I have demographic data across different districts/neighbourhoods, and would like to find, for a given district, which is its most similar peer district across multiple variables such as size (total population), race, nationality etc. The idea would be similar to the example of the Chicago Federal Reserve’s Peer City Identification Tool (PCIT), which performs hierarchical cluster analysis on cities, using Ward’s method for clustering across the multiple variables.

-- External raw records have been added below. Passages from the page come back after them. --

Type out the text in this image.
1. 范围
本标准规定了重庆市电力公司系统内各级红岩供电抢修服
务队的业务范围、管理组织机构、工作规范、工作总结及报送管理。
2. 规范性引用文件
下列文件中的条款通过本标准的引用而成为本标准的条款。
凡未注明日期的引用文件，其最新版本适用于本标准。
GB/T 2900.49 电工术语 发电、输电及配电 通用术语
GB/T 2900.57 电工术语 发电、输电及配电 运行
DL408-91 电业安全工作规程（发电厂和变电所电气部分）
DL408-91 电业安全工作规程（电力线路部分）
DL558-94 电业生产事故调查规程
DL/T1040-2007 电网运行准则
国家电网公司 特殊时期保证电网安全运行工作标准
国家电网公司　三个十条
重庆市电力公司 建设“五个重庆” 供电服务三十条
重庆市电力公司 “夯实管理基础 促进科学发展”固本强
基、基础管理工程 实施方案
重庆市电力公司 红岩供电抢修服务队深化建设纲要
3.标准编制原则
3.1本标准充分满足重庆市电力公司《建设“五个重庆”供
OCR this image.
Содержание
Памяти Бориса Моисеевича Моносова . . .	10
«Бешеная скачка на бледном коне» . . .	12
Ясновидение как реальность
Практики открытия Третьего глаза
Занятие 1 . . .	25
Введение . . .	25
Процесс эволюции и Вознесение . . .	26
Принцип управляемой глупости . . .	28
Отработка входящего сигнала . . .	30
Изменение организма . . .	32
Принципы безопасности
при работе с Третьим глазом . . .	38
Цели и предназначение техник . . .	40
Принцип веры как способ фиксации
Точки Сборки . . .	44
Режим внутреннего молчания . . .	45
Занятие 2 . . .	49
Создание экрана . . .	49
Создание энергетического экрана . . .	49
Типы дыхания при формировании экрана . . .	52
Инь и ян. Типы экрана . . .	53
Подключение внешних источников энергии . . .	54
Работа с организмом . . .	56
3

However, I realised that unlike the PCIT, my data is compositional for some variables, and non-compositional for others. For example, these are my variables of interest for each district:
- Total population (count, e.g. 75,000)
- Share of locals among population (e.g. 55% local, 45% foreigner)
- Share of race among locals (e.g. 70% Caucasian, 20% Asian, 10% Others)
- Share of stay duration among foreigners (e.g. 50% long-term stay, 30% medium-term, 20% short-term)
- Share of nationality among foreigners (e.g. 40% USA, 30% China, 20% German, 10% Others)
Given the above, is my understanding below correct?
- If I would like to entirely avoid dealing with compositional data and log-ratio transformations, I would only take one component for each compositional variable, such that my variables would be (1) total population; (2) share of locals; (3) share of Caucasian among locals, ignoring other races; (4) share of long-term stay among foreigners, ignoring other stays; (5) share of USA among foreigners, ignoring other nationalities. Under this approach, variables 2-5 would just be a continuous variable within [0,1], and I can proceed with finding Euclidean distance then performing hierarchical clustering.
However, if I cannot afford to ignore the above (% Asian, % medium/short-term stay, % China/German are also important) then I must deal with the compositional data. To do so, I could either:
- Find the Aitchison distance instead of Euclidean distance to perform hierarchical clustering. However, would this be valid when one/some of my variables (total population) are non-compositional?
- Or, convert the compositional variables 2-5 using log-ratio transformation, whether additive, centred, or isometric. I would then use these log-ratio-transformed compositional variables alongside the non-compositional variable (total population), and then calculate Euclidean distance for hierarchical clustering. This seems to be the approach proposed here.
Any pointers on dealing with compositional data analysis alongside non-compositional data in multivariate analysis would be most welcome. Thank you!